U.S. seamen learn how to fend off pirate attacks

PORTLAND, Maine — With an alarming number of tankers and cargo ships getting hijacked on the high seas, the nation’s maritime academies are offering more training to merchant seamen in how to fend off attacks from pirates armed not with cutlasses and flintlocks but automatic weapons and grenade launchers.

Colleges are teaching students to fishtail their vessels at high speed, drive off intruders with high-pressure water hoses and illuminate their decks with floodlights.

Anti-piracy training is not new. Nor are the techniques. But the lessons have taken on new urgency — and more courses are planned — because of the record number of attacks worldwide in 2008 by outlaws.

At the California Maritime Academy in Vallejo, Calif., professor Donna Nincic teaches two courses on piracy.
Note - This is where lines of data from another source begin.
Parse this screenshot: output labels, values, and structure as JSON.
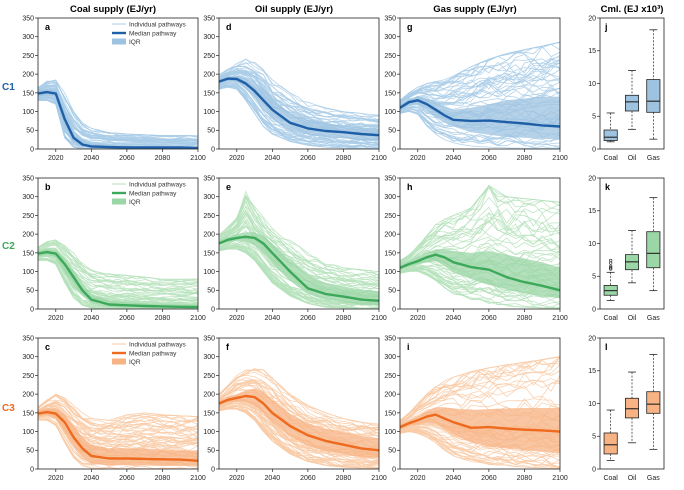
{
  "column_titles": [
    "Coal supply (EJ/yr)",
    "Oil supply (EJ/yr)",
    "Gas supply (EJ/yr)",
    "Cml. (EJ x10³)"
  ],
  "row_labels": [
    "C1",
    "C2",
    "C3"
  ],
  "colors": {
    "C1": {
      "line": "#1f5fa8",
      "band": "#9ec3e0",
      "thin": "#a9cde8"
    },
    "C2": {
      "line": "#3ca85a",
      "band": "#9bd6a6",
      "thin": "#b5e2bb"
    },
    "C3": {
      "line": "#ee6a1e",
      "band": "#f7b384",
      "thin": "#f9caa5"
    }
  },
  "legend": {
    "individual": "Individual pathways",
    "median": "Median pathway",
    "iqr": "IQR"
  },
  "chart_data": [
    {
      "type": "line",
      "panel": "a",
      "title": "Coal supply (EJ/yr)",
      "row": "C1",
      "xlim": [
        2010,
        2100
      ],
      "ylim": [
        0,
        350
      ],
      "x_ticks": [
        2020,
        2040,
        2060,
        2080,
        2100
      ],
      "y_ticks": [
        0,
        50,
        100,
        150,
        200,
        250,
        300,
        350
      ],
      "x": [
        2010,
        2015,
        2020,
        2025,
        2030,
        2035,
        2040,
        2050,
        2060,
        2070,
        2080,
        2090,
        2100
      ],
      "median": [
        148,
        152,
        148,
        80,
        30,
        12,
        7,
        5,
        4,
        4,
        4,
        4,
        3
      ],
      "iqr_low": [
        140,
        144,
        140,
        60,
        18,
        6,
        3,
        2,
        2,
        1,
        1,
        1,
        1
      ],
      "iqr_high": [
        155,
        160,
        158,
        100,
        50,
        25,
        15,
        10,
        8,
        7,
        6,
        6,
        5
      ],
      "env_low": [
        130,
        130,
        120,
        30,
        5,
        0,
        0,
        0,
        0,
        0,
        0,
        0,
        0
      ],
      "env_high": [
        165,
        185,
        190,
        150,
        100,
        70,
        55,
        45,
        40,
        38,
        36,
        36,
        35
      ],
      "legend": [
        "Individual pathways",
        "Median pathway",
        "IQR"
      ]
    },
    {
      "type": "line",
      "panel": "d",
      "title": "Oil supply (EJ/yr)",
      "row": "C1",
      "xlim": [
        2010,
        2100
      ],
      "ylim": [
        0,
        350
      ],
      "x_ticks": [
        2020,
        2040,
        2060,
        2080,
        2100
      ],
      "y_ticks": [
        0,
        50,
        100,
        150,
        200,
        250,
        300,
        350
      ],
      "x": [
        2010,
        2015,
        2020,
        2025,
        2030,
        2035,
        2040,
        2050,
        2060,
        2070,
        2080,
        2090,
        2100
      ],
      "median": [
        180,
        188,
        187,
        175,
        155,
        130,
        105,
        70,
        55,
        48,
        45,
        40,
        37
      ],
      "iqr_low": [
        175,
        182,
        178,
        160,
        135,
        105,
        80,
        50,
        38,
        32,
        28,
        24,
        20
      ],
      "iqr_high": [
        186,
        195,
        197,
        192,
        180,
        160,
        135,
        95,
        78,
        68,
        62,
        58,
        55
      ],
      "env_low": [
        160,
        165,
        160,
        130,
        95,
        60,
        40,
        20,
        10,
        5,
        3,
        2,
        2
      ],
      "env_high": [
        200,
        215,
        230,
        240,
        235,
        215,
        185,
        150,
        125,
        110,
        100,
        95,
        90
      ]
    },
    {
      "type": "line",
      "panel": "g",
      "title": "Gas supply (EJ/yr)",
      "row": "C1",
      "xlim": [
        2010,
        2100
      ],
      "ylim": [
        0,
        350
      ],
      "x_ticks": [
        2020,
        2040,
        2060,
        2080,
        2100
      ],
      "y_ticks": [
        0,
        50,
        100,
        150,
        200,
        250,
        300,
        350
      ],
      "x": [
        2010,
        2015,
        2020,
        2025,
        2030,
        2035,
        2040,
        2050,
        2060,
        2070,
        2080,
        2090,
        2100
      ],
      "median": [
        110,
        125,
        130,
        120,
        105,
        90,
        78,
        75,
        76,
        72,
        68,
        63,
        60
      ],
      "iqr_low": [
        105,
        118,
        120,
        105,
        85,
        70,
        60,
        45,
        38,
        32,
        30,
        27,
        25
      ],
      "iqr_high": [
        118,
        132,
        140,
        135,
        125,
        115,
        105,
        110,
        120,
        130,
        135,
        140,
        140
      ],
      "env_low": [
        95,
        100,
        90,
        60,
        40,
        25,
        15,
        8,
        5,
        3,
        2,
        2,
        2
      ],
      "env_high": [
        130,
        150,
        165,
        175,
        180,
        185,
        195,
        220,
        240,
        255,
        265,
        275,
        285
      ]
    },
    {
      "type": "box",
      "panel": "j",
      "title": "Cml. (EJ x10³)",
      "row": "C1",
      "ylim": [
        0,
        20
      ],
      "y_ticks": [
        0,
        5,
        10,
        15,
        20
      ],
      "categories": [
        "Coal",
        "Oil",
        "Gas"
      ],
      "boxes": [
        {
          "min": 1.1,
          "q1": 1.3,
          "median": 1.8,
          "q3": 2.9,
          "max": 5.5,
          "outliers": []
        },
        {
          "min": 3.0,
          "q1": 5.8,
          "median": 7.2,
          "q3": 8.2,
          "max": 12.0,
          "outliers": []
        },
        {
          "min": 1.5,
          "q1": 5.6,
          "median": 7.3,
          "q3": 10.6,
          "max": 18.2,
          "outliers": []
        }
      ]
    },
    {
      "type": "line",
      "panel": "b",
      "title": "Coal supply (EJ/yr)",
      "row": "C2",
      "xlim": [
        2010,
        2100
      ],
      "ylim": [
        0,
        350
      ],
      "x_ticks": [
        2020,
        2040,
        2060,
        2080,
        2100
      ],
      "y_ticks": [
        0,
        50,
        100,
        150,
        200,
        250,
        300,
        350
      ],
      "x": [
        2010,
        2015,
        2020,
        2025,
        2030,
        2035,
        2040,
        2050,
        2060,
        2070,
        2080,
        2090,
        2100
      ],
      "median": [
        148,
        152,
        148,
        120,
        85,
        50,
        25,
        12,
        10,
        8,
        7,
        6,
        5
      ],
      "iqr_low": [
        140,
        145,
        138,
        100,
        65,
        35,
        15,
        6,
        4,
        3,
        3,
        2,
        2
      ],
      "iqr_high": [
        155,
        160,
        158,
        135,
        105,
        70,
        40,
        22,
        18,
        15,
        13,
        12,
        12
      ],
      "env_low": [
        130,
        130,
        120,
        70,
        30,
        10,
        3,
        0,
        0,
        0,
        0,
        0,
        0
      ],
      "env_high": [
        165,
        180,
        185,
        170,
        150,
        125,
        105,
        95,
        90,
        85,
        80,
        80,
        80
      ],
      "legend": [
        "Individual pathways",
        "Median pathway",
        "IQR"
      ]
    },
    {
      "type": "line",
      "panel": "e",
      "title": "Oil supply (EJ/yr)",
      "row": "C2",
      "xlim": [
        2010,
        2100
      ],
      "ylim": [
        0,
        350
      ],
      "x_ticks": [
        2020,
        2040,
        2060,
        2080,
        2100
      ],
      "y_ticks": [
        0,
        50,
        100,
        150,
        200,
        250,
        300,
        350
      ],
      "x": [
        2010,
        2015,
        2020,
        2025,
        2030,
        2035,
        2040,
        2050,
        2060,
        2070,
        2080,
        2090,
        2100
      ],
      "median": [
        175,
        185,
        190,
        193,
        190,
        175,
        150,
        100,
        55,
        40,
        33,
        25,
        22
      ],
      "iqr_low": [
        170,
        178,
        182,
        180,
        170,
        150,
        120,
        75,
        40,
        25,
        18,
        12,
        10
      ],
      "iqr_high": [
        182,
        192,
        200,
        205,
        205,
        195,
        175,
        130,
        90,
        70,
        60,
        52,
        48
      ],
      "env_low": [
        155,
        160,
        160,
        150,
        130,
        100,
        70,
        35,
        15,
        5,
        3,
        2,
        2
      ],
      "env_high": [
        200,
        220,
        250,
        320,
        275,
        245,
        220,
        185,
        150,
        125,
        110,
        105,
        100
      ]
    },
    {
      "type": "line",
      "panel": "h",
      "title": "Gas supply (EJ/yr)",
      "row": "C2",
      "xlim": [
        2010,
        2100
      ],
      "ylim": [
        0,
        350
      ],
      "x_ticks": [
        2020,
        2040,
        2060,
        2080,
        2100
      ],
      "y_ticks": [
        0,
        50,
        100,
        150,
        200,
        250,
        300,
        350
      ],
      "x": [
        2010,
        2015,
        2020,
        2025,
        2030,
        2035,
        2040,
        2050,
        2060,
        2070,
        2080,
        2090,
        2100
      ],
      "median": [
        110,
        120,
        128,
        138,
        145,
        138,
        125,
        112,
        105,
        85,
        72,
        62,
        50
      ],
      "iqr_low": [
        105,
        114,
        120,
        125,
        128,
        115,
        98,
        80,
        65,
        52,
        42,
        35,
        28
      ],
      "iqr_high": [
        116,
        128,
        138,
        150,
        160,
        160,
        155,
        150,
        155,
        145,
        135,
        125,
        110
      ],
      "env_low": [
        95,
        100,
        100,
        90,
        75,
        55,
        40,
        25,
        15,
        8,
        5,
        3,
        2
      ],
      "env_high": [
        130,
        145,
        170,
        200,
        225,
        240,
        250,
        270,
        330,
        300,
        295,
        290,
        285
      ]
    },
    {
      "type": "box",
      "panel": "k",
      "title": "Cml. (EJ x10³)",
      "row": "C2",
      "ylim": [
        0,
        20
      ],
      "y_ticks": [
        0,
        5,
        10,
        15,
        20
      ],
      "categories": [
        "Coal",
        "Oil",
        "Gas"
      ],
      "boxes": [
        {
          "min": 1.3,
          "q1": 2.1,
          "median": 2.8,
          "q3": 3.6,
          "max": 5.6,
          "outliers": [
            6.1,
            6.3,
            6.5,
            7.0,
            7.4
          ]
        },
        {
          "min": 4.0,
          "q1": 6.0,
          "median": 7.2,
          "q3": 8.3,
          "max": 12.0,
          "outliers": []
        },
        {
          "min": 2.8,
          "q1": 6.3,
          "median": 8.5,
          "q3": 11.8,
          "max": 17.0,
          "outliers": []
        }
      ]
    },
    {
      "type": "line",
      "panel": "c",
      "title": "Coal supply (EJ/yr)",
      "row": "C3",
      "xlim": [
        2010,
        2100
      ],
      "ylim": [
        0,
        350
      ],
      "x_ticks": [
        2020,
        2040,
        2060,
        2080,
        2100
      ],
      "y_ticks": [
        0,
        50,
        100,
        150,
        200,
        250,
        300,
        350
      ],
      "x": [
        2010,
        2015,
        2020,
        2025,
        2030,
        2035,
        2040,
        2050,
        2060,
        2070,
        2080,
        2090,
        2100
      ],
      "median": [
        148,
        152,
        148,
        125,
        85,
        55,
        35,
        28,
        28,
        27,
        26,
        25,
        22
      ],
      "iqr_low": [
        140,
        145,
        135,
        100,
        60,
        30,
        15,
        10,
        10,
        9,
        8,
        8,
        8
      ],
      "iqr_high": [
        156,
        162,
        162,
        145,
        115,
        85,
        65,
        55,
        55,
        55,
        52,
        50,
        48
      ],
      "env_low": [
        130,
        130,
        115,
        70,
        30,
        8,
        2,
        0,
        0,
        0,
        0,
        0,
        0
      ],
      "env_high": [
        165,
        185,
        200,
        190,
        170,
        150,
        135,
        130,
        145,
        150,
        145,
        142,
        140
      ],
      "legend": [
        "Individual pathways",
        "Median pathway",
        "IQR"
      ]
    },
    {
      "type": "line",
      "panel": "f",
      "title": "Oil supply (EJ/yr)",
      "row": "C3",
      "xlim": [
        2010,
        2100
      ],
      "ylim": [
        0,
        350
      ],
      "x_ticks": [
        2020,
        2040,
        2060,
        2080,
        2100
      ],
      "y_ticks": [
        0,
        50,
        100,
        150,
        200,
        250,
        300,
        350
      ],
      "x": [
        2010,
        2015,
        2020,
        2025,
        2030,
        2035,
        2040,
        2050,
        2060,
        2070,
        2080,
        2090,
        2100
      ],
      "median": [
        175,
        185,
        190,
        195,
        192,
        175,
        150,
        115,
        90,
        75,
        65,
        55,
        50
      ],
      "iqr_low": [
        170,
        178,
        180,
        180,
        170,
        150,
        125,
        88,
        62,
        48,
        40,
        32,
        28
      ],
      "iqr_high": [
        182,
        193,
        200,
        210,
        215,
        205,
        185,
        148,
        122,
        108,
        98,
        88,
        82
      ],
      "env_low": [
        155,
        160,
        160,
        150,
        130,
        100,
        75,
        40,
        20,
        10,
        5,
        3,
        2
      ],
      "env_high": [
        200,
        225,
        250,
        265,
        275,
        265,
        245,
        200,
        170,
        150,
        135,
        125,
        120
      ]
    },
    {
      "type": "line",
      "panel": "i",
      "title": "Gas supply (EJ/yr)",
      "row": "C3",
      "xlim": [
        2010,
        2100
      ],
      "ylim": [
        0,
        350
      ],
      "x_ticks": [
        2020,
        2040,
        2060,
        2080,
        2100
      ],
      "y_ticks": [
        0,
        50,
        100,
        150,
        200,
        250,
        300,
        350
      ],
      "x": [
        2010,
        2015,
        2020,
        2025,
        2030,
        2035,
        2040,
        2050,
        2060,
        2070,
        2080,
        2090,
        2100
      ],
      "median": [
        112,
        122,
        130,
        140,
        145,
        135,
        125,
        110,
        112,
        108,
        105,
        103,
        100
      ],
      "iqr_low": [
        106,
        115,
        120,
        125,
        122,
        108,
        92,
        70,
        60,
        55,
        50,
        46,
        42
      ],
      "iqr_high": [
        118,
        130,
        140,
        155,
        165,
        165,
        162,
        158,
        160,
        162,
        163,
        163,
        163
      ],
      "env_low": [
        95,
        100,
        95,
        85,
        70,
        50,
        35,
        20,
        12,
        8,
        5,
        3,
        2
      ],
      "env_high": [
        130,
        150,
        175,
        200,
        220,
        235,
        245,
        260,
        270,
        278,
        285,
        292,
        300
      ]
    },
    {
      "type": "box",
      "panel": "l",
      "title": "Cml. (EJ x10³)",
      "row": "C3",
      "ylim": [
        0,
        20
      ],
      "y_ticks": [
        0,
        5,
        10,
        15,
        20
      ],
      "categories": [
        "Coal",
        "Oil",
        "Gas"
      ],
      "boxes": [
        {
          "min": 1.3,
          "q1": 2.3,
          "median": 3.7,
          "q3": 5.5,
          "max": 9.0,
          "outliers": []
        },
        {
          "min": 4.0,
          "q1": 7.8,
          "median": 9.2,
          "q3": 10.8,
          "max": 14.8,
          "outliers": []
        },
        {
          "min": 3.0,
          "q1": 8.5,
          "median": 9.9,
          "q3": 11.8,
          "max": 17.5,
          "outliers": []
        }
      ]
    }
  ]
}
Students learn where the piracy hotspots are and how they have shifted over the years.

“If I’ve done anything, I’ve shown them that this isn’t a joke, it’s not about parrots and eye patches and Blackbeard and all that,” Nincic said. “It’s very real and it’s a problem without an easy solution.”
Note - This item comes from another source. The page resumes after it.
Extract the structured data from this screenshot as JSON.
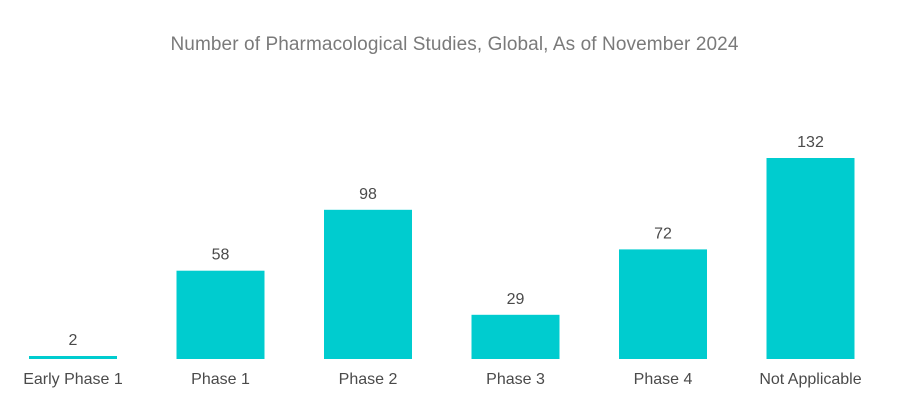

Emily Rizzo, a student at the Massachusetts Maritime Academy in Buzzards Bay, Mass., worked aboard a 760-foot cargo ship last year as part of her training. As the vessel sailed the Malacca Straits in Southeast Asia, she served on “pirate watches,” learned to use hoses and took part in drills with alarms indicating the ship had been boarded.

The training “brought to light just how serious it is,” said Rizzo, a 22-year-old senior from Milwaukee. “The pirates can get on board these huge ships and they know what they’re doing. It’s not like the old days.”

The International Maritime Bureau reported 293 piracy incidents in 2008, an increase of 11 percent from the year before. Forty-nine vessels were hijacked, and 889 crew members were taken hostage. Eleven were killed and 21 reported missing and presumed dead, according to the bureau.

Piracy hotspots have been identified off East Africa and in Southeast Asia, South America and the Caribbean.

Typically, small numbers of pirates — as few as two and up to 15 or 16 — draw up alongside ships in motorized skiffs and use grappling hooks and rope ladders to clamber aboard. Some of the biggest ships might have no more than two dozen crew members.

Often the pirates are armed with knives and guns. Pirates off the coast of Somalia have taken to firing automatic weapons and rocket-propelled grenades.

In the old days, ships were armed with cannons to guard against pirates. But nowadays, crew members for the most part do not carry guns. And maritime instructors say that arming crews is not the answer.

It is illegal for crews to carry weapons in the territorial waters of many nations, and ship captains are wary of arming crew members for fear of mutinies, Nincic said. Also, some worry that arming crew members would only cause the violence to escalate.

Instead, the best defense is vigilance, Nincic tells students. “If you demonstrate a culture of awareness, that you look like you know you’re in pirate waters and are clearly standing watch, patrolling, etc., the pirates know you’re going to be more difficult to board and are possibly going to wait for the next ship and board the one that’s easier,” she said.

The Maine Maritime Academy in Castine, Maine, is putting together a new anti-piracy course on nonlethal defense for ship crews, said Ralph Pundt, chairman of the school’s marine transportation department.

The course would teach how crews can use observation techniques, lights, fire hoses and evasive action. The best way to combat pirates, Pundt said, it to keep them from boarding in the first place.